Hello Everyone, I am new to money lending (I have funded one mortgage so far) and I am trying to decide if I should proceed with a first mortgage opportunity.

The property was appraised at $150,000 but the appraiser makes a strong note of caution that it could be worth $132,000 and be hard to sell. I've seen the property and checked out all the comps and think it would likely sell for $130,000 +-5k. Property values in the area are flat (It's a town an hour east of Ottawa Ontario, an hour west of Montreal of around 10,000 people and there is no growth happening) so there is no real chance of appreciation on the property. 

The borrowers needs $120,000- the money is going to payout of property tax, the current first mortgage and replace the roof.

There is a second mortgage already on the property at $28,000 and although it is not been confirmed yet I think there will be a furnace lien on the house as well. Likely $5000-$8000. Their off title debt is ~5k is credit cards and 10k car loan.

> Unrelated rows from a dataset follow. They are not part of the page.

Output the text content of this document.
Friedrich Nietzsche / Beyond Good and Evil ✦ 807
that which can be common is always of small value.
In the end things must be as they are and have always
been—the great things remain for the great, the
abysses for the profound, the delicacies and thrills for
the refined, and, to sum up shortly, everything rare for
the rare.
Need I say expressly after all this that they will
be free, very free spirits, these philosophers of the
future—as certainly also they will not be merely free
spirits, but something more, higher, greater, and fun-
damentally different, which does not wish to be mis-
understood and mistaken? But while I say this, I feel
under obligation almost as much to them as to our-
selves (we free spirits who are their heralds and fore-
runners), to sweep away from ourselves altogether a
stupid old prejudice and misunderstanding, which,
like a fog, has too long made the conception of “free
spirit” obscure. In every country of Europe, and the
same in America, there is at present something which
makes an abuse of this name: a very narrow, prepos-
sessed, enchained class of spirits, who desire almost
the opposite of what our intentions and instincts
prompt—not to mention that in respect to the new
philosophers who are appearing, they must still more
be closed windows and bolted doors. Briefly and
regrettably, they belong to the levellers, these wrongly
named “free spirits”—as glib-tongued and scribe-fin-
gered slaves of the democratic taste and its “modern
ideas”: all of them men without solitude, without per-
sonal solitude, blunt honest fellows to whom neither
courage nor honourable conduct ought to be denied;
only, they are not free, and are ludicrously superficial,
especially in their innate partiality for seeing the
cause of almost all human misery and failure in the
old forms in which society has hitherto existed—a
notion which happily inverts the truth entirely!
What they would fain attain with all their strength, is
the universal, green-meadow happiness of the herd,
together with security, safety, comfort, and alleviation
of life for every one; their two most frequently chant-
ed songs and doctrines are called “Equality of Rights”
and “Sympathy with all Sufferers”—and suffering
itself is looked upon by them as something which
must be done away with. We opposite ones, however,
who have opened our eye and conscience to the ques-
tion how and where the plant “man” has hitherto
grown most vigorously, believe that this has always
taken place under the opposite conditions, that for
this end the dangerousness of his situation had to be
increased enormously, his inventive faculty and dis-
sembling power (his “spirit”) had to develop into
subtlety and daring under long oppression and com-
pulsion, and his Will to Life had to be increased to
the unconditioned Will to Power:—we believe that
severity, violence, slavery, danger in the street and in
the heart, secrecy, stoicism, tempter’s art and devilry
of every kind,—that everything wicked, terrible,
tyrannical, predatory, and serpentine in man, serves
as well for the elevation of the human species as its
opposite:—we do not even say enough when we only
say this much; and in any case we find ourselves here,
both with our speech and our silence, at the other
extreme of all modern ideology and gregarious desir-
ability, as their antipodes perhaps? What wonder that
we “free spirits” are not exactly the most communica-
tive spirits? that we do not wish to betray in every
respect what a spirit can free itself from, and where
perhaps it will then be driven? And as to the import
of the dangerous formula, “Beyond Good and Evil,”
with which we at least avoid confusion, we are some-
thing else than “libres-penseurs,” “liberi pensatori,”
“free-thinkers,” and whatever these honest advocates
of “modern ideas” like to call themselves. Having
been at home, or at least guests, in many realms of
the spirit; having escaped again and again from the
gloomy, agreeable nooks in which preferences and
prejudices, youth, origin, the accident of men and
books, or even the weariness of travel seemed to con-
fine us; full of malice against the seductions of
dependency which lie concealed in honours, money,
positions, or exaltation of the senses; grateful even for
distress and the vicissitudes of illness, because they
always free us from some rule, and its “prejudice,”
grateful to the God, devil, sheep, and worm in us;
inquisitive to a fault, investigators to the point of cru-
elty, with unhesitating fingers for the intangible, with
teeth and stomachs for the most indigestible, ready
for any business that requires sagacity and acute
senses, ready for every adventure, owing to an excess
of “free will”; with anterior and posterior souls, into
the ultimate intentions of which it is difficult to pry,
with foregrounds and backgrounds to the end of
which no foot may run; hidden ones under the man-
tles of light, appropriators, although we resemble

So the borrowers will have negative equity in the house. What are peoples thoughts on lending on a house that will have negative equity?  

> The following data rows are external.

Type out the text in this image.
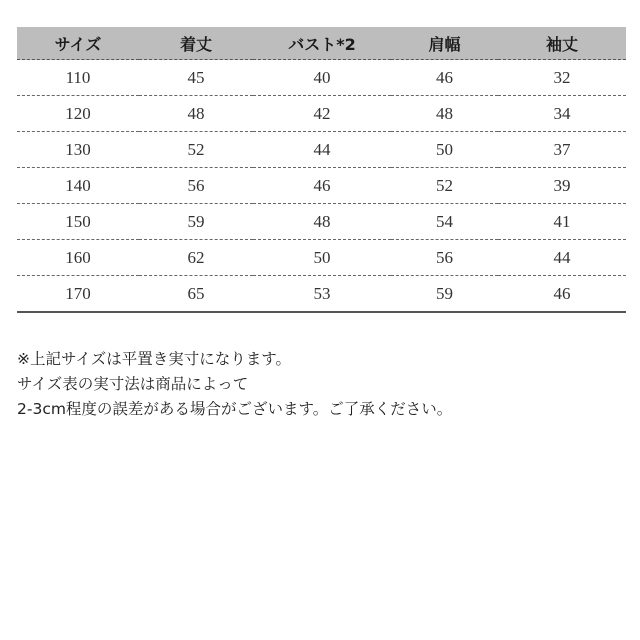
サイズ	着丈	バスト*2	肩幅	袖丈
110	45	40	46	32
120	48	42	48	34
130	52	44	50	37
140	56	46	52	39
150	59	48	54	41
160	62	50	56	44
170	65	53	59	46
※上記サイズは平置き実寸になります。
サイズ表の実寸法は商品によって
2-3cm程度の誤差がある場合がございます。ご了承ください。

The borrowers have the capacity to service the debt. The seem to have the willingness. GDS is 31% and TDS is 41%. The gentleman is 64 and it is his childhood home that was purchased from his parents 10 years ago. His wife is younger- 50. I think they would be better off selling and told them this but due to the strong emotional attachment they want to keep the house. 

The story is he got sick 3 years ago and they've got behind and have not been able to catch up since. Have they poor credit but have never missed a mortgage payment. (Bad credit is phone bills to collection and visa often late).

The exit strategy is repay the property tax and put on mortgage on an 15 year amort so it will have at roughly 75% LTV in 2 years and refinance with a MIC.

My concerns are as followings:

If they do not pay I will either lose roughly $20,000 assuming an exit price of $130k or own a property (it's a duplex) that would have roughly IRR of 8% on a 3 year hold in a town that I do want want to own a rental in.

The borrowers have enough money to pay as things are now. If there is a job lose, illness, major repair needed on the house they would be in trouble and so would I. Adding to the risk they would need to hold things together for 2 years.

The only reason I am reluctant to pass up the deal is that it is a 14% first mortgage with payments of $1650/ month. So I would be getting back 20k in the first year. The principle will have reduced $3,000.

Has anyone out there invested in these types of mortgages? And if so, I would love to hear your thoughts on this or anything I should to doing to mitigate my risk.

Thank so very much for any help. 


"So the borrowers will have negative equity in the house. What are peoples thoughts on lending on a house that will have negative equity?"


Based upon your post above, I personally would pass on this "opportunity".

The owner already has {potentially} $36,000.00 worth of other leans on the house - not counting the tax arrears.  Your research indicates it may only fetch $125K at market.   That leaves less than $89K of potential equity once existing liens are retired.

Not knowing how much tax is owed and the balance of the present first mortgage, I suspect there is not even enough equity here for you to purchase the property for the sum of the existing debt and not drown.  Why are they not simply renewing the existing first mortgage?  Was the second position not sanctioned by the lender and they are now refusing to refinance?

I would be more inclined to let this property slide into either a mortgage or tax sale and take my chance then (if I thought there was potential for the property).

Thanks @Roy N.

Just to clarify- The current second mortgage of $28,000 and the furnace lien would have to postpone there position. So I would be first and have $5,000 of potential equity but this would get dissolved quickly with lawyer fees, real estate fees, on going bills, opportunity cost of lost interest. 

There is $10,000 of taxes in arrears. The current first is for $102,000 but they do not want to give the borrowers more money to payout the property taxes or fix the roof- that's why have are looking for someone else.

I agree that the risk likely outweighs the reward. 

Thanks again,


The couple are too old to take the risk. At their age financially they should be way farther ahead than they are and are in a downward spiral.

Again, health wise, you would be taking way too big of a risk. Either or both could be forced to stop working at any point in time.

Risk level on this couple is off the chart. Do them a favour and say no. They need to sell.

Thank you @Thomas S.

I agree. I was searching for reasons to fund this mortgage rather than reasons not to fund it which is totally backwards.